Dil’imlenmiş ülke

Yeryüzü din ve dil savaşları ile dolu. Oysa ikisi de insanı yaşatan en temel fıtrat imkânları. Fakat insan cahil, zalim ve öldürmeye çok meraklı! Çünkü insan omurgasız ve beyinsiz şeytan diline özendiğinde, sonuç, yeryüzünü cehenneme çeviren acılarla doluyor.

Dilin kemiği

İNSANLIĞI dilimlesek, bıçak dil olur. Medeniyet ayracı kullansak, dilden yapılmış olur. Kültür dile gelse, kendi dilini çıkarır. Özgürlük sancak açsa, üstünde dil yazar. Soykırım başlasa, sığınak dil olur. “Biz” kararı verilse, “benden öte” dil olur. Dilsizleşme; onursuzlaşma, kölelik sürecine giriş ve en önemlisi de kendine yabancılaşmadır. Dile saldırmak, onura saldırmaktır. Dilin hakkı verilmeli, dilin varlığına saygı duyulmalıdır; dile tecavüz ve soykırım, insanlığa saldırıdır.

Dilin özüne ve de sözüne en fazla saygı gösteren ve onu kollayan dindir. Çünkü din, kudreti kavranamaz tek ilah olan Allah’ın mesajıdır ve onu her zaman dil kabı ile sunar. Dili yaratan, Âlemlerin Rabbidir; mesajı ile onu kollaması ise Rahman oluşundan...

Ancak insanoğlu sadece dine karşı değil, dile karşı da zaaf ve ihanetlere yönelebilmektedir. Tarihte kayıtlara geçen en büyük hainliklerden biri de “dili inkâr”dır. Dili inkâr, “toplum ateizmi”dir. Tanrıyı inkâr ile dili inkâr arasındaki ortak duruş aynıdır: Büyük zulüm…

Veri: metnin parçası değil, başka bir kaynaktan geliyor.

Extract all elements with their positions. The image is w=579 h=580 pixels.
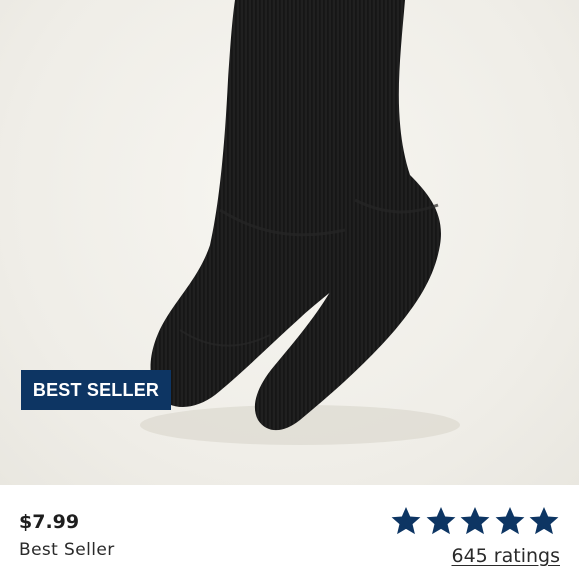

Peki, dil kıymeti ve dillerin hikmeti biliniyorken, neden bir dil, başka bir dili öldürmek ister? Bir dil, neden imkân verilse yeryüzünde bir tek kendisinin kalmasını ister? Bir dil, başka dili neden aşağılar ve köleleştirmek ister? Dil, neden kendini inkâr edercesine kendi kendisini yücelerin yücesi kılmak adına başka dillere kendi yöntemince soykırım uygulamaya cesaret eder? Hatta “dil teorisi” adı altında neden bir dil, kendisini Tanrı’nın ve insanın temel dili olarak tarihe dayatır?

Çünkü… Dilin kemiği yok!

İnsan, kendisini ve evreni Yaratanı inkâr edebiliyorken, masum insanı öldürebiliyorken ve yeryüzünü cehenneme çevirecek hırsları için zulümler desteleyebiliyorken, dili dile kırdırma çabasının garipsenecek bir tarafı var mıdır? Yok! Ancak bunu deneyen insan tarzı (el-insan) var!

Dilin omurgası

İnsan anatomisi “hareket” orjinli. Hareket varsa sağlık vardır. Hareket ve beden omurgası arasındaki ilişki çok açık: Ayakta durmak... Nitekim “omurgasız” demekle “yerde sürünen canlı” vurgusu yapılır. Dil yerde sürünüyorsa, o zaman omurgasız hâllerdedir. Peki, dilin omurgası nedir?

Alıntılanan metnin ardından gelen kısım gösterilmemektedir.